- Battle of Kiauneliškis: Part of the guerrilla war in Lithuania
| Date | March 11–13, 1945 |
| Location | South of Kiauneliškis, Švenčionys District Municipality55°16′38″N 25°51′43″E﻿ / ﻿55.27722°N 25.86194°E |
| Result | Partisan bunkers destroyed |

Belligerents
- Lithuanian partisans: NKVD and destruction battalions

Commanders and leaders

Strength
- About 120: 500–2,000

Casualties and losses
- 63–80: 300?

= Battle of Kiauneliškis =

The Battle of Kiauneliškis was fought on March 11–13, 1945 between the Lithuanian partisans and Soviet forces. The Lithuanians were entrenched in two large bunkers and refused to surrender. After three days of fighting, both bunkers were destroyed with heavy casualties on both sides.

==Background==
As the Red Army continued to advance towards Nazi Germany, Lithuania was occupied by the Soviet Union. The Lithuanians fled forceful conscription into the Red Army and hid in the forests. A particularly large group, known as the Tiger Detachment (Tigro rinktinė), organized themselves in the Labanoras Forest. A platoon, commanded by Antanas Krinickas, built a large Margis Bunker with trenches south of the Kiauneliškis village in fall 1944. Another bunker, named after Kaunas, was built by men commanded by Apolinaras Jurčys in winter 1945.

==Battle==
In March 1945, the NKVD sent troops and stribai (members of destruction battalions) from Švenčionys, Švenčionėliai, Saldutiškis to destroy the Kaunas Bunker. The partisans successfully held off the initial Soviet attacks, but soon their camp and bunker were surrounded. The majority of the partisans from the Kaunas Bunker managed to break through the Soviet encirclement and escape, leaving only seven men behind. When the partisans from the Margis Bunker came to their assistance, the Soviets learned about the existence of the second camp and surrounded it as well. The partisans from the Margis Bunker did not attempt to break through and escape the assault. Fierce exchanges of fire continued into the second day, when Soviet forces were unexpectedly attacked by 300 men from the Tiger Detachment. Conflicting accounts claim the partisans inside the bunkers believed that it was a clever ruse intended to bring them out of hiding and into an ambush or that the reinforcements believed they were too late and thus did not press further. Either way, the men from the Tiger Detachment retreated leaving the partisans in the bunkers to defend themselves.

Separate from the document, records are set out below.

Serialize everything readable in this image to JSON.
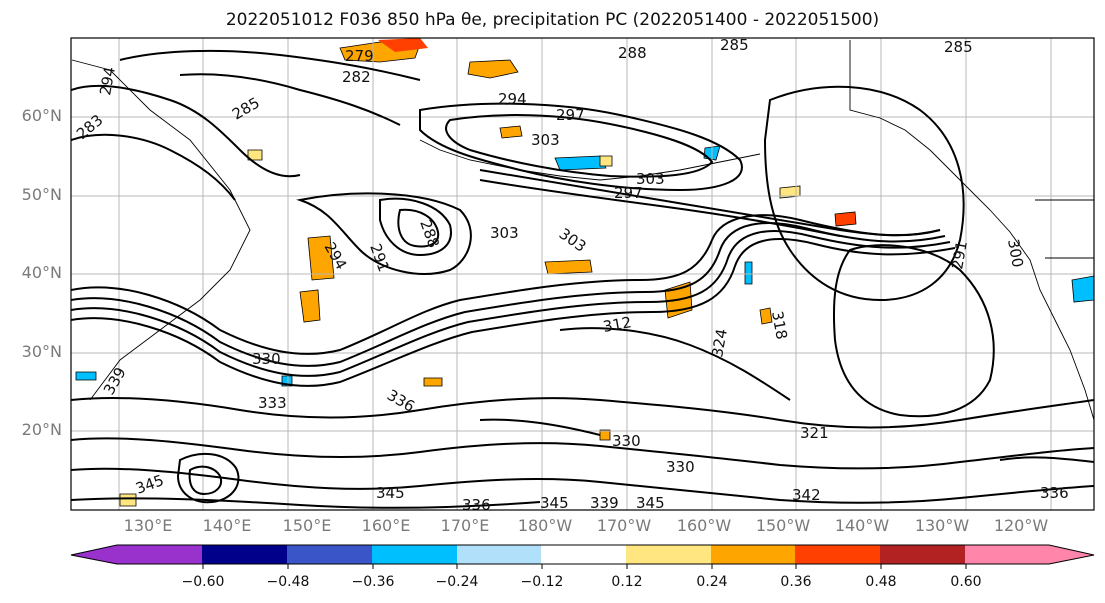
{
  "title": "2022051012 F036 850 hPa θe, precipitation PC (2022051400 - 2022051500)",
  "map": {
    "lat_labels": [
      "60°N",
      "50°N",
      "40°N",
      "30°N",
      "20°N"
    ],
    "lon_labels": [
      "130°E",
      "140°E",
      "150°E",
      "160°E",
      "170°E",
      "180°W",
      "170°W",
      "160°W",
      "150°W",
      "140°W",
      "130°W",
      "120°W"
    ],
    "contour_labels": [
      "282",
      "279",
      "288",
      "285",
      "285",
      "294",
      "294",
      "285",
      "283",
      "297",
      "303",
      "303",
      "297",
      "288",
      "291",
      "294",
      "303",
      "303",
      "312",
      "324",
      "318",
      "300",
      "291",
      "330",
      "339",
      "333",
      "336",
      "330",
      "330",
      "321",
      "342",
      "345",
      "345",
      "336",
      "339",
      "345",
      "336",
      "345"
    ],
    "grid": true,
    "coastlines": true
  },
  "colorbar": {
    "colors": [
      "#9932cc",
      "#00008b",
      "#3a55c8",
      "#00bfff",
      "#b0e0fa",
      "#ffffff",
      "#ffe680",
      "#ffa500",
      "#ff4000",
      "#b22222",
      "#ff85aa"
    ],
    "tick_labels": [
      "−0.60",
      "−0.48",
      "−0.36",
      "−0.24",
      "−0.12",
      "0.12",
      "0.24",
      "0.36",
      "0.48",
      "0.60"
    ],
    "extend": "both"
  }
}
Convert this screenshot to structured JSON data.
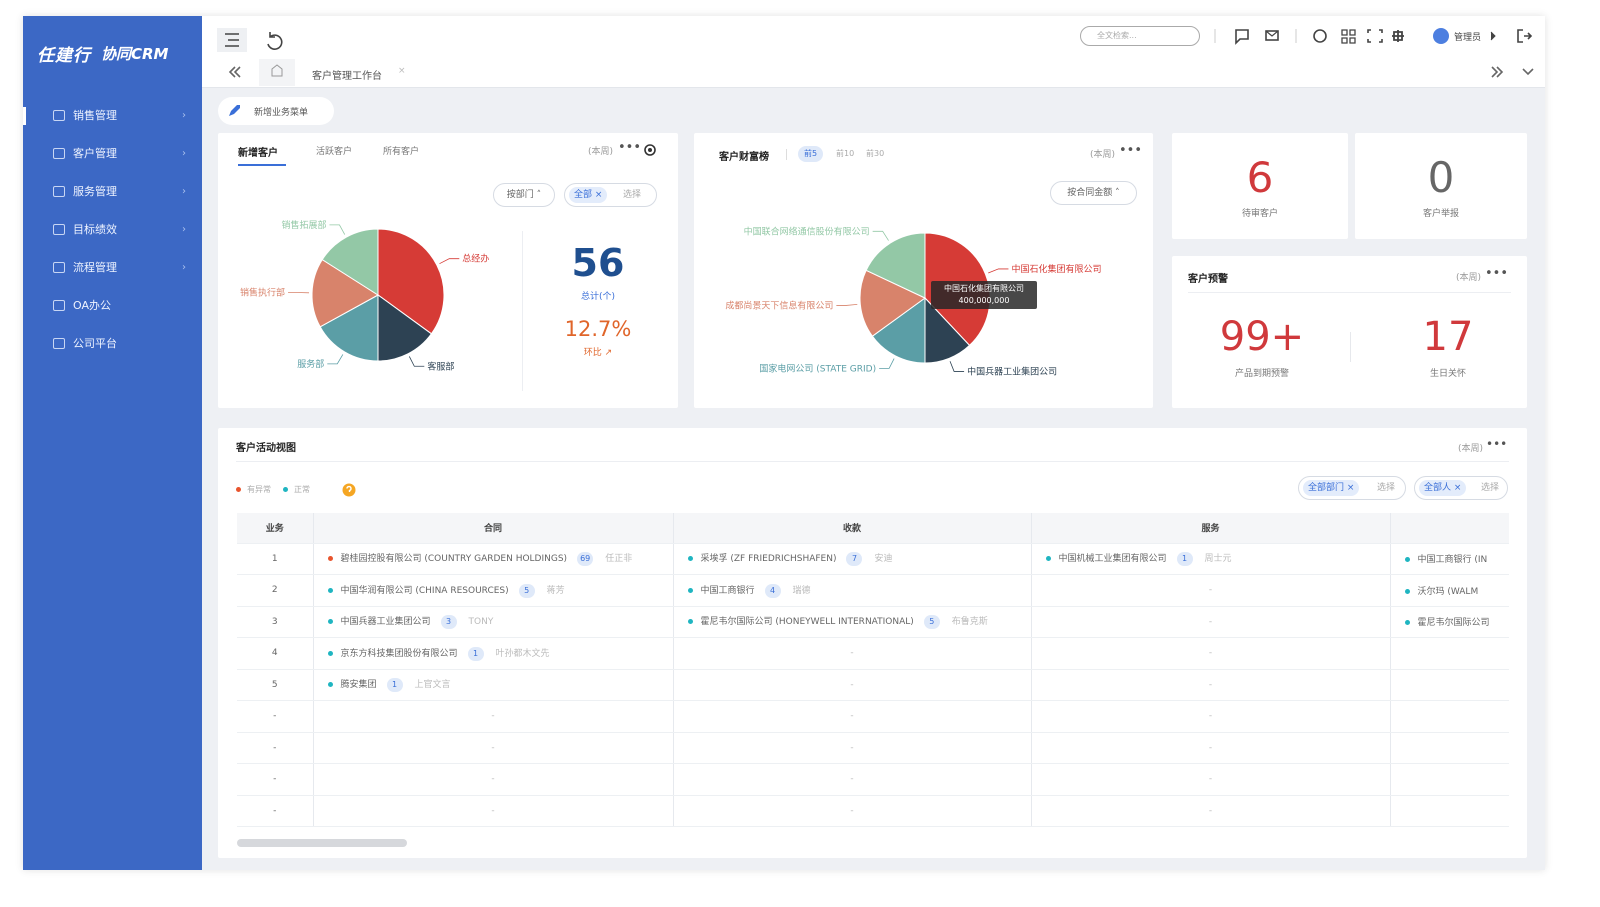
{
  "sidebar": {
    "logo": "任建行",
    "logo_sub": "协同CRM",
    "menu": [
      "销售管理",
      "客户管理",
      "服务管理",
      "目标绩效",
      "流程管理",
      "OA办公",
      "公司平台"
    ]
  },
  "topbar": {
    "search": "全文检索...",
    "user": "管理员",
    "tab": "客户管理工作台"
  },
  "quick_menu": "新增业务菜单",
  "new_customers": {
    "tabs": [
      "新增客户",
      "活跃客户",
      "所有客户"
    ],
    "period": "(本周)",
    "filters": [
      "按部门",
      "全部",
      "选择"
    ],
    "chart": {
      "type": "pie",
      "categories": [
        "总经办",
        "客服部",
        "服务部",
        "销售执行部",
        "销售拓展部"
      ],
      "values": [
        35,
        15,
        17,
        17,
        16
      ],
      "colors": [
        "#d63b36",
        "#2d4253",
        "#5b9ea6",
        "#d8836b",
        "#93c8a6"
      ]
    },
    "total": 56,
    "total_label": "总计(个)",
    "ratio": "12.7%",
    "ratio_label": "环比"
  },
  "wealth_rank": {
    "title": "客户财富榜",
    "tabs": [
      "前5",
      "前10",
      "前30"
    ],
    "period": "(本周)",
    "filter": "按合同金额",
    "chart": {
      "type": "pie",
      "categories": [
        "中国石化集团有限公司",
        "中国兵器工业集团公司",
        "国家电网公司 (STATE GRID)",
        "成都尚景天下信息有限公司",
        "中国联合网络通信股份有限公司"
      ],
      "values": [
        38,
        12,
        15,
        17,
        18
      ],
      "colors": [
        "#d63b36",
        "#2d4253",
        "#5b9ea6",
        "#d8836b",
        "#93c8a6"
      ]
    },
    "tooltip": {
      "name": "中国石化集团有限公司",
      "value": "400,000,000"
    }
  },
  "pending": {
    "value": 6,
    "label": "待审客户"
  },
  "reports": {
    "value": 0,
    "label": "客户举报"
  },
  "warning": {
    "title": "客户预警",
    "period": "(本周)",
    "items": [
      {
        "value": "99+",
        "label": "产品到期预警"
      },
      {
        "value": 17,
        "label": "生日关怀"
      }
    ]
  },
  "activity": {
    "title": "客户活动视图",
    "period": "(本周)",
    "legend": [
      "有异常",
      "正常"
    ],
    "status_colors": {
      "abnormal": "#e8542d",
      "normal": "#1fb5c1"
    },
    "filters": [
      "全部部门",
      "选择",
      "全部人",
      "选择"
    ],
    "columns": [
      "业务",
      "合同",
      "收款",
      "服务"
    ],
    "rows": [
      {
        "no": 1,
        "cells": [
          {
            "name": "碧桂园控股有限公司 (COUNTRY GARDEN HOLDINGS)",
            "count": 69,
            "owner": "任正非",
            "status": "abnormal"
          },
          {
            "name": "采埃孚 (ZF FRIEDRICHSHAFEN)",
            "count": 7,
            "owner": "安迪",
            "status": "normal"
          },
          {
            "name": "中国机械工业集团有限公司",
            "count": 1,
            "owner": "周士元",
            "status": "normal"
          },
          {
            "name": "中国工商银行 (IN",
            "status": "normal"
          }
        ]
      },
      {
        "no": 2,
        "cells": [
          {
            "name": "中国华润有限公司 (CHINA RESOURCES)",
            "count": 5,
            "owner": "蒋芳",
            "status": "normal"
          },
          {
            "name": "中国工商银行",
            "count": 4,
            "owner": "瑞德",
            "status": "normal"
          },
          "-",
          {
            "name": "沃尔玛 (WALM",
            "status": "normal"
          }
        ]
      },
      {
        "no": 3,
        "cells": [
          {
            "name": "中国兵器工业集团公司",
            "count": 3,
            "owner": "TONY",
            "status": "normal"
          },
          {
            "name": "霍尼韦尔国际公司 (HONEYWELL INTERNATIONAL)",
            "count": 5,
            "owner": "布鲁克斯",
            "status": "normal"
          },
          "-",
          {
            "name": "霍尼韦尔国际公司",
            "status": "normal"
          }
        ]
      },
      {
        "no": 4,
        "cells": [
          {
            "name": "京东方科技集团股份有限公司",
            "count": 1,
            "owner": "叶孙都木文先",
            "status": "normal"
          },
          "-",
          "-",
          "-"
        ]
      },
      {
        "no": 5,
        "cells": [
          {
            "name": "腾安集团",
            "count": 1,
            "owner": "上官文言",
            "status": "normal"
          },
          "-",
          "-",
          "-"
        ]
      },
      {
        "no": "-",
        "cells": [
          "-",
          "-",
          "-",
          "-"
        ]
      },
      {
        "no": "-",
        "cells": [
          "-",
          "-",
          "-",
          "-"
        ]
      },
      {
        "no": "-",
        "cells": [
          "-",
          "-",
          "-",
          "-"
        ]
      },
      {
        "no": "-",
        "cells": [
          "-",
          "-",
          "-",
          "-"
        ]
      }
    ]
  }
}
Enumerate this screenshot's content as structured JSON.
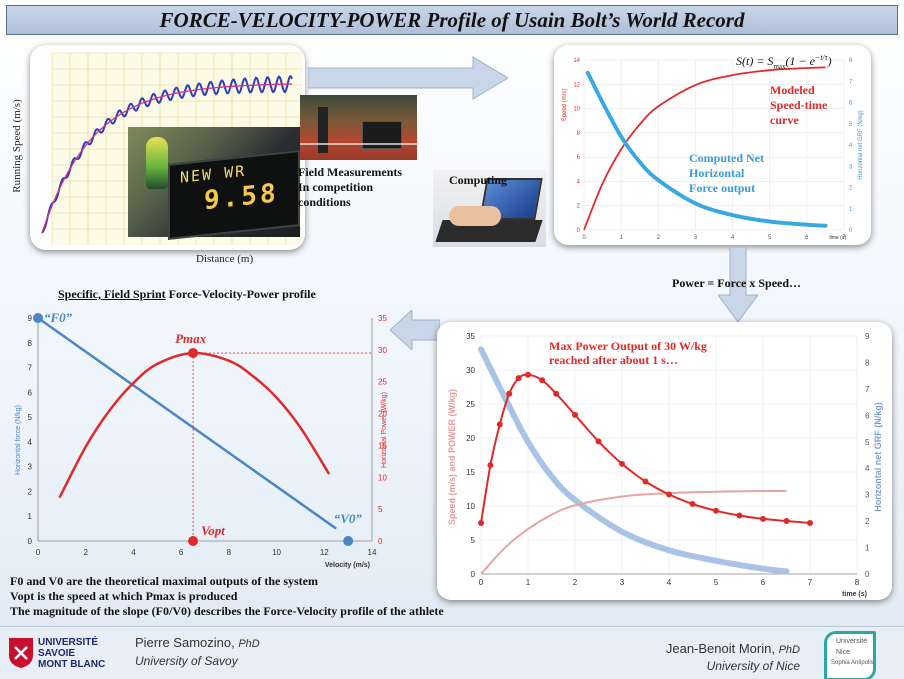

The seven men inside the Kaunas Bunker started running out of ammunition. Preferring death to being captured by the Soviets, they decided to use the last grenade to kill themselves. Six men were killed by the blast, while the seventh survived. The men inside the Margis Bunker continued to resist. The Soviets would toss in grenades, but the partisans would grab them and toss them back to the Russians. The Soviets then brought anti-tank grenades and mortars. The heavy fire effectively buried the bunker preventing ventilation and suffocating everyone inside.

==Aftermath==
On March 14, the NKVD brought residents of nearby villages to deal with the bodies. Witnesses counted 300 Soviet bodies. It is known that four Russian officers, including a colonel, were buried in Švenčionys. The dead partisans were loaded onto a train and brought to Švenčionys where they were publicly displayed for a day. The bodies were later buried in a mass grave near Cirkliškis Manor.